Esther, Nounou, Endré et les autres attendent le retour inopiné de Lajos parti il y a 20 ans après avoir trahi et trompé à peu près tout le monde, chacun jurant de ne s’y plus laisser prendre. S. Márai rappelle et pose le contexte mais aussi les liens de tous avec ce beau parleur.

Rien ne se passe vraiment comme attendu et même annoncé et finalement avec Márai, Lajos vient terminer une histoire interrompue. Il achève sa mission et atteint le paroxysme de sa philosophie d’action. Rien ne compte vraiment dans les actes, que l’existence ou non d’intention pour les fonder.

C’est l’héritage que Lajos laissera à Esther qui lui en laissera, elle, un autre.

Amour et trahison

8 étoiles

Critique de Aliénor (, Inscrite le 14 avril 2005, 56 ans) - 25 février 2009

Esther, la cinquantaine approchant, vit à la campagne dans la maison familiale qu’elle n’a jamais quittée. Elle y partage l’existence de Nounou, qui est entrée un jour - il y a bien longtemps déjà – au sein de cette famille et n’est jamais repartie. Esther ne s’est pas mariée, n’a donc pas eu d’enfant, et pourtant elle a jadis aimé un homme de toutes ses forces et se croyait aimée en retour. Mais cet homme, Lajos, l’a trahie en épousant sa sœur. Puis il a disparu de sa vie après le décès de son épouse, il y a vingt ans déjà.
Mais aujourd’hui Lajos est de retour. Il a annoncé son arrivée par télégramme, et Esther sait que cette visite n’a rien d’amical, puisqu’un grand ami de la famille, notaire de son état, est également convié à ces retrouvailles.
L’attente de son arrivée est l’occasion pour l’héroïne de retracer son histoire, cette rencontre avec cet homme beau parleur, séducteur et escroc. Un homme qui l’a trompée et volée. Et pourtant elle est décidée à l’accueillir comme il se doit et à accepter le sort qui l’attend.
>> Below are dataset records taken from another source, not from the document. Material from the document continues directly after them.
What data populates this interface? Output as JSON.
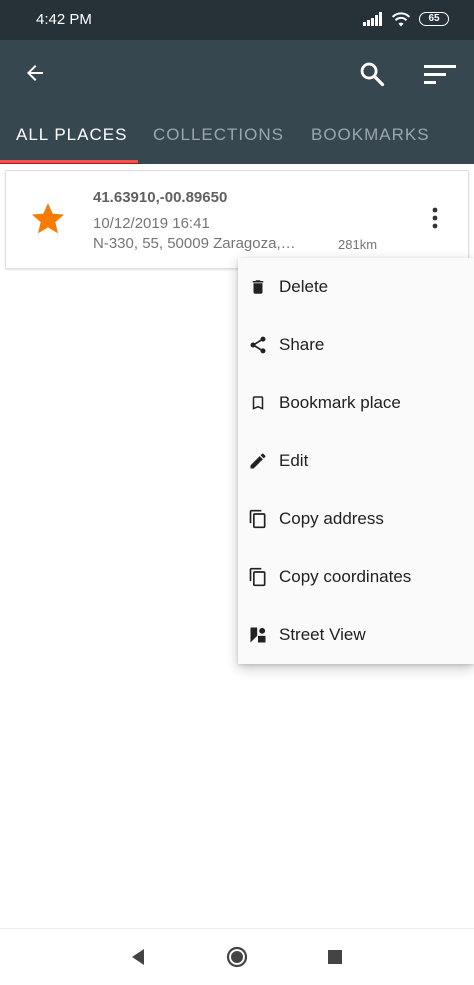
{
  "status_bar": {
    "time": "4:42 PM",
    "battery": "65"
  },
  "app_bar": {
    "icons": {
      "back": "arrow-left-icon",
      "search": "search-icon",
      "sort": "sort-icon"
    }
  },
  "tabs": [
    {
      "label": "ALL PLACES",
      "active": true
    },
    {
      "label": "COLLECTIONS",
      "active": false
    },
    {
      "label": "BOOKMARKS",
      "active": false
    }
  ],
  "place": {
    "coordinates": "41.63910,-00.89650",
    "date": "10/12/2019 16:41",
    "address": "N-330, 55, 50009 Zaragoza,…",
    "distance": "281km",
    "star_color": "#f57c00"
  },
  "menu": {
    "items": [
      {
        "label": "Delete",
        "icon": "trash-icon"
      },
      {
        "label": "Share",
        "icon": "share-icon"
      },
      {
        "label": "Bookmark place",
        "icon": "bookmark-icon"
      },
      {
        "label": "Edit",
        "icon": "pencil-icon"
      },
      {
        "label": "Copy address",
        "icon": "copy-icon"
      },
      {
        "label": "Copy coordinates",
        "icon": "copy-icon"
      },
      {
        "label": "Street View",
        "icon": "street-view-icon"
      }
    ]
  },
  "colors": {
    "app_bar": "#37474f",
    "status_bar": "#263238",
    "tab_indicator": "#ef5350",
    "accent_star": "#f57c00"
  }
}
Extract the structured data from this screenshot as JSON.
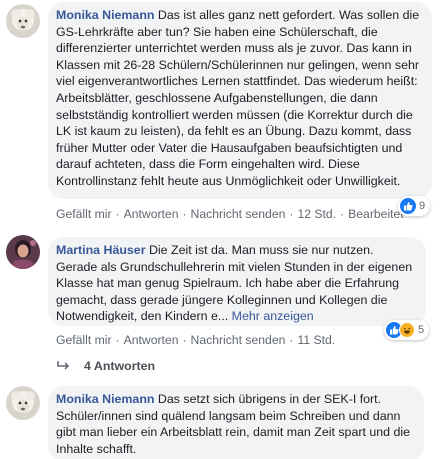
{
  "comments": [
    {
      "author": "Monika Niemann",
      "text": "Das ist alles ganz nett gefordert. Was sollen die GS-Lehrkräfte aber tun? Sie haben eine Schülerschaft, die differenzierter unterrichtet werden muss als je zuvor. Das kann in Klassen mit 26-28 Schülern/Schülerinnen nur gelingen, wenn sehr viel eigenverantwortliches Lernen stattfindet. Das wiederum heißt: Arbeitsblätter, geschlossene Aufgabenstellungen, die dann selbstständig kontrolliert werden müssen (die Korrektur durch die LK ist kaum zu leisten), da fehlt es an Übung. Dazu kommt, dass früher Mutter oder Vater die Hausaufgaben beaufsichtigten und darauf achteten, dass die Form eingehalten wird. Diese Kontrollinstanz fehlt heute aus Unmöglichkeit oder Unwilligkeit.",
      "actions": {
        "like": "Gefällt mir",
        "reply": "Antworten",
        "message": "Nachricht senden",
        "time": "12 Std.",
        "edited": "Bearbeitet"
      },
      "reaction_count": "9",
      "reaction_icons": [
        "like-icon"
      ]
    },
    {
      "author": "Martina Häuser",
      "text": "Die Zeit ist da. Man muss sie nur nutzen. Gerade als Grundschullehrerin mit vielen Stunden in der eigenen Klasse hat man genug Spielraum. Ich habe aber die Erfahrung gemacht, dass gerade jüngere Kolleginnen und Kollegen die Notwendigkeit, den Kindern e...",
      "more": "Mehr anzeigen",
      "actions": {
        "like": "Gefällt mir",
        "reply": "Antworten",
        "message": "Nachricht senden",
        "time": "11 Std."
      },
      "reaction_count": "5",
      "reaction_icons": [
        "like-icon",
        "haha-icon"
      ]
    },
    {
      "author": "Monika Niemann",
      "text": "Das setzt sich übrigens in der SEK-I fort. Schüler/innen sind quälend langsam beim Schreiben und dann gibt man lieber ein Arbeitsblatt rein, damit man Zeit spart und die Inhalte schafft."
    }
  ],
  "replies_label": "4 Antworten",
  "colors": {
    "link": "#385898",
    "bubble": "#f2f3f5",
    "meta": "#606770",
    "like": "#1877f2",
    "haha": "#f7b125"
  }
}
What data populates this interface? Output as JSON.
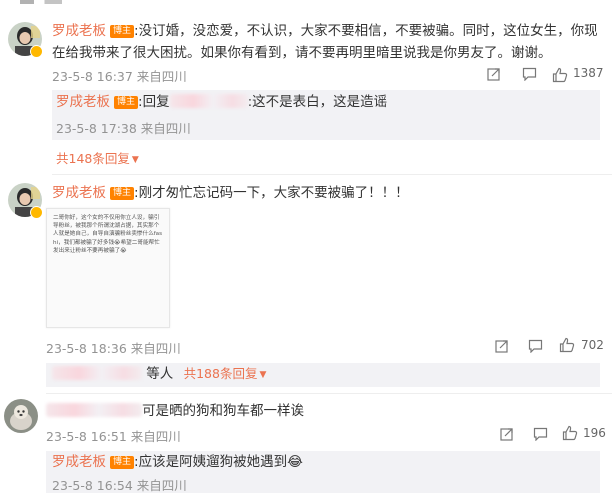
{
  "comments": [
    {
      "author": "罗成老板",
      "badge": "博主",
      "text": ":没订婚，没恋爱，不认识，大家不要相信，不要被骗。同时，这位女生，你现在给我带来了很大困扰。如果你有看到，请不要再明里暗里说我是你男友了。谢谢。",
      "time": "23-5-8 16:37 来自四川",
      "likes": "1387",
      "reply": {
        "author": "罗成老板",
        "badge": "博主",
        "prefix": ":回复",
        "text": ":这不是表白，这是造谣",
        "time": "23-5-8 17:38 来自四川"
      },
      "more_replies": "共148条回复"
    },
    {
      "author": "罗成老板",
      "badge": "博主",
      "text": ":刚才匆忙忘记码一下，大家不要被骗了！！！",
      "image_text": "二哥你好，这个女的不仅用你立人设，骗引导粉丝，被我那个所谓沈湖占据，其实那个人就是她自己，自导自演骗粉丝卖惨什么fashi，我们都被骗了好多钱😭希望二哥能帮忙发出来让粉丝不要再被骗了😭",
      "time": "23-5-8 18:36 来自四川",
      "likes": "702",
      "others_suffix": "等人",
      "more_replies": "共188条回复"
    },
    {
      "text": "可是晒的狗和狗车都一样诶",
      "time": "23-5-8 16:51 来自四川",
      "likes": "196",
      "reply": {
        "author": "罗成老板",
        "badge": "博主",
        "text": ":应该是阿姨遛狗被她遇到😂",
        "time": "23-5-8 16:54 来自四川"
      }
    }
  ],
  "icons": {
    "share": "share-icon",
    "comment": "comment-icon",
    "like": "thumbs-up-icon"
  },
  "colors": {
    "name": "#eb7350",
    "badge": "#ff8200",
    "meta": "#939393",
    "reply_bg": "#f2f2f5"
  }
}
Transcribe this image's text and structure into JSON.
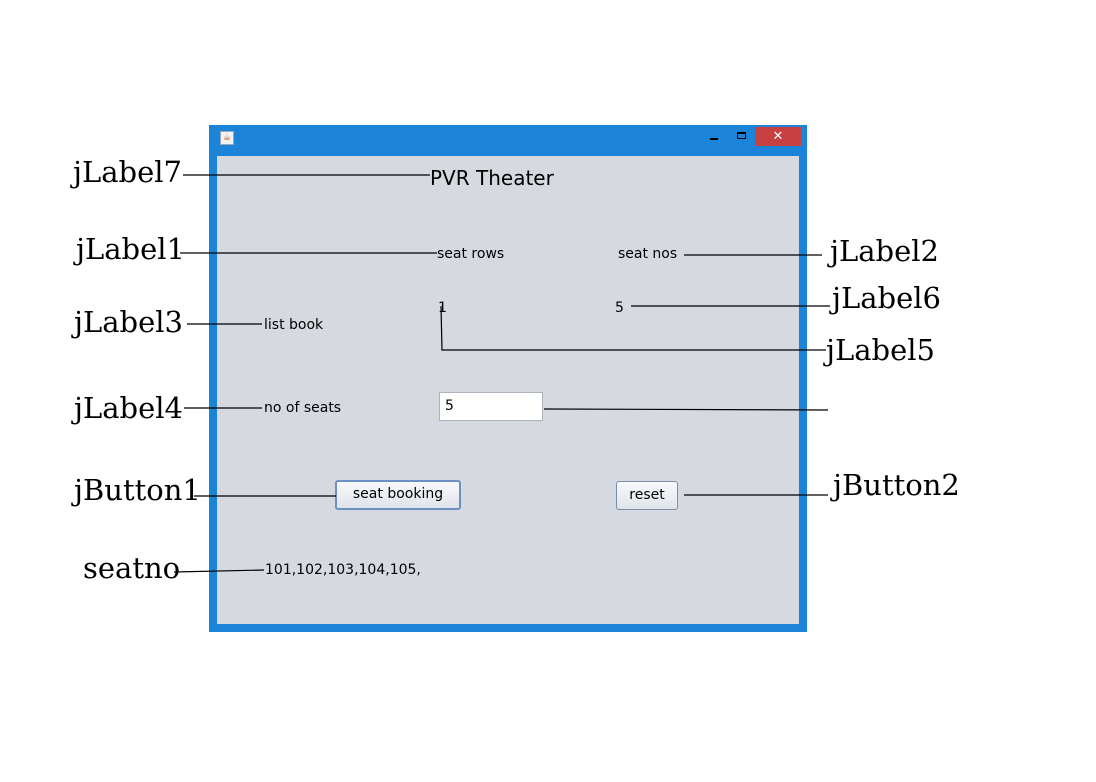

Ce roman reprend les mêmes ressorts et la même dynamique que « les braises », puisqu’il s’agit cette fois encore de confiance abusée, de trahison, et de retrouvailles après de longues années de séparation. Des retrouvailles pour solde de tout compte, au cours d’un huis-clos. Bien sûr on pourrait regretter cette similitude, mais le talent de Sandor Marai rend impossible ce reproche, tant l’intrigue est cette fois encore remarquablement narrée. Peut-être conseillerais-je simplement de ne pas lire ces deux romans à la suite.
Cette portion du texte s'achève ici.